Mehr als 18.000 Steuersünder zeigen sich selbst an. Die Summe der nicht versteuerten Einkünfte beträgt nach vorsichtigen Schätzungen aus den Ministerien 3,7 Milliarden Euro.
Der deutsche Fiskus kann durch die in der Schweiz gestohlene Steuer-CD mit Mehreinnahmen von rund 1,25 Milliarden Euro rechnen. Wie eine Umfrage des Handelsblatts (Donnerstagausgabe) bei den Länderfinanzbehörden ergab, haben sich in den vergangenen Monaten mehr als 18.000 Steuersünder selbst angezeigt, um der Strafverfolgung zu entgehen. Allein in den vergangenen zwei Wochen kamen 2.000 hinzu.
Die Summe der nicht versteuerten Einkünfte beträgt nach vorsichtigen Schätzungen aus den Ministerien 3,7 Milliarden Euro. Allein in Baden-Württemberg wurden 914,4 Millionen Euro bisher nicht versteuert. Die Zahl der Selbstanzeigen liegt hier laut Finanzministerium bei 5.114.
Die Welle der Selbstanzeigen kam vor drei Monaten in Schwung. Anfang Februar wurde bekannt, dass ein Informant der Steuerfahndung Wuppertal eine CD mit 1.500 Namen deutscher Kunden in der Schweiz angeboten hatte. Experten taxierten die möglichen Steuermehreinnahmen auf 400 Millionen Euro.
Während sich Baden-Württemberg sträubte, erwarb Nordrhein-Westfalen die CD noch im Februar für 2,5 Millionen. Euro. In diesem Land sind die Ermittlungsverfahren für ganz Deutschland konzentriert, die Beamten geben ihre Erkenntnisse dann an die zuständigen Stellen in den einzelnen Bundesländern. Das Bekanntwerden anderer CDs beschleunigte die Selbstanzeigen zusätzlich.

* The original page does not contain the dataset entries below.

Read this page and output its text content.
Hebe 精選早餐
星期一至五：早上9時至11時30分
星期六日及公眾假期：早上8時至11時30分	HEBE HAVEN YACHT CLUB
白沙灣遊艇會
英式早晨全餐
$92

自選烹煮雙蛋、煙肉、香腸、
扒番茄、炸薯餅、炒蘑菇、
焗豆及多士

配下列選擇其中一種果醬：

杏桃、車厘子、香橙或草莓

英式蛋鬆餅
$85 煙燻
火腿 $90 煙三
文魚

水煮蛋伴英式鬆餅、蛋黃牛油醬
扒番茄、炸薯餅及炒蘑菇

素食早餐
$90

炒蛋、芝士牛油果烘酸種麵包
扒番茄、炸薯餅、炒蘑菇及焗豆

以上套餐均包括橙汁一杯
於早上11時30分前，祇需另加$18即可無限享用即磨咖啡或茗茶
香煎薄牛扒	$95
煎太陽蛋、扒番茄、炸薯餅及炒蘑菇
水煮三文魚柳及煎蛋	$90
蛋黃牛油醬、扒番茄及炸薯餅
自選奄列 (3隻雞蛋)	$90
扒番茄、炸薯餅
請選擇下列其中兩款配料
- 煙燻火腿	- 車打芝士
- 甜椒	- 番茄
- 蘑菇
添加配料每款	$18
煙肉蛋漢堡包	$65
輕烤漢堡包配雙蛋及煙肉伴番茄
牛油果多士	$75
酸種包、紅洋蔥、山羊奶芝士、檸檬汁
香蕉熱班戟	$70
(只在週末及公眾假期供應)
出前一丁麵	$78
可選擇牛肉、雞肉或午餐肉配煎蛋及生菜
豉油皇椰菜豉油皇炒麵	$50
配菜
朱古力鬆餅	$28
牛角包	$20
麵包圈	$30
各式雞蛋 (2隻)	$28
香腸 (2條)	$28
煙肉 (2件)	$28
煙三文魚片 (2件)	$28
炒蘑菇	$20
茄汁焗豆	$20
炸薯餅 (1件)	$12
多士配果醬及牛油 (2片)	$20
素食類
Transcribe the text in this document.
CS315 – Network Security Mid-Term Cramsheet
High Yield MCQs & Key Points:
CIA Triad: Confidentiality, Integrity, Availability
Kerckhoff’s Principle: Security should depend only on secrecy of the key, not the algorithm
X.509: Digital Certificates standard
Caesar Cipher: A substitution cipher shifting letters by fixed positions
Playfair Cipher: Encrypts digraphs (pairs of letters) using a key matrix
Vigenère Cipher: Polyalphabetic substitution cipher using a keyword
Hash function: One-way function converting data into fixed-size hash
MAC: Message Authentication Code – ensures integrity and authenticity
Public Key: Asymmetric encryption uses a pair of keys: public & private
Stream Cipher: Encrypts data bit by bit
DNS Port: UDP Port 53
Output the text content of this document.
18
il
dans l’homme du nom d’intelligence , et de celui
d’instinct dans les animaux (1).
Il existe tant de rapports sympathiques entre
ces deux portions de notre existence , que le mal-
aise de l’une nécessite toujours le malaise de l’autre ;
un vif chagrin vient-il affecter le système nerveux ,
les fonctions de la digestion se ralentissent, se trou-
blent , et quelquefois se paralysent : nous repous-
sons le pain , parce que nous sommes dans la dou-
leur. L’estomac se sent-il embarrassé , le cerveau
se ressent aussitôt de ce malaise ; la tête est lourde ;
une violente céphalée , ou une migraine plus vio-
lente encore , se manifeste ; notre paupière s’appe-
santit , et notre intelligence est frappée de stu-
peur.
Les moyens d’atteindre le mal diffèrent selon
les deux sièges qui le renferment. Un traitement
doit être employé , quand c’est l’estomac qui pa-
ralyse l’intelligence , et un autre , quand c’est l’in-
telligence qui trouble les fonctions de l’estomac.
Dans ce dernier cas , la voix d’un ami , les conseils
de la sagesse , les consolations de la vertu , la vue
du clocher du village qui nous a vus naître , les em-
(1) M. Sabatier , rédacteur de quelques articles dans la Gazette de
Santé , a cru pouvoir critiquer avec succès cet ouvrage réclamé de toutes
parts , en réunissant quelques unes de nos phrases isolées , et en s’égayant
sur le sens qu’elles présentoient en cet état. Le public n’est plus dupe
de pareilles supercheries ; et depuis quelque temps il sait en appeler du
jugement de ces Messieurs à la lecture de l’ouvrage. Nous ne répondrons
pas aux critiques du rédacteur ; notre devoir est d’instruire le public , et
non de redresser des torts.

Rechtsexperten kritisieren das Verhalten der Behörden. „Das ist eine moralische Bankrotterklärung unseres Rechtssystems“, sagt der Düsseldorfer Strafrechtler Jürgen Wessing, der Dutzende von Steuersündern vertritt. Es bestehe kein Zweifel, dass sich der Verkäufer der CD die Daten auf illegale Weise beschafft habe. Durch den Kauf begünstige der Staat also eine Straftat und schaffe ein Geschäftsfeld für Hacker und kriminelle Bankangestellte. Michael Adams, Rechtsexperte der Universität Hamburg, hält das Vorgehen der Behörden für verfassungswidrig.
Bundesfinanzminister Wolfgang Schäuble dagegen hat den Ankauf der gestohlenen CD stets verteidigt und darauf verwiesen, dass der Staat bei einem ähnlichen Fall vor zwei Jahren in Liechtenstein auch Geld für gestohlene Steuerdaten bezahlt hatte. Kein Gericht, argumentiert Schäuble, habe verboten, solche Beweismittel zu verwerten. Um glaubwürdig zu bleiben, müsse der Staat bei dieser Linie bleiben.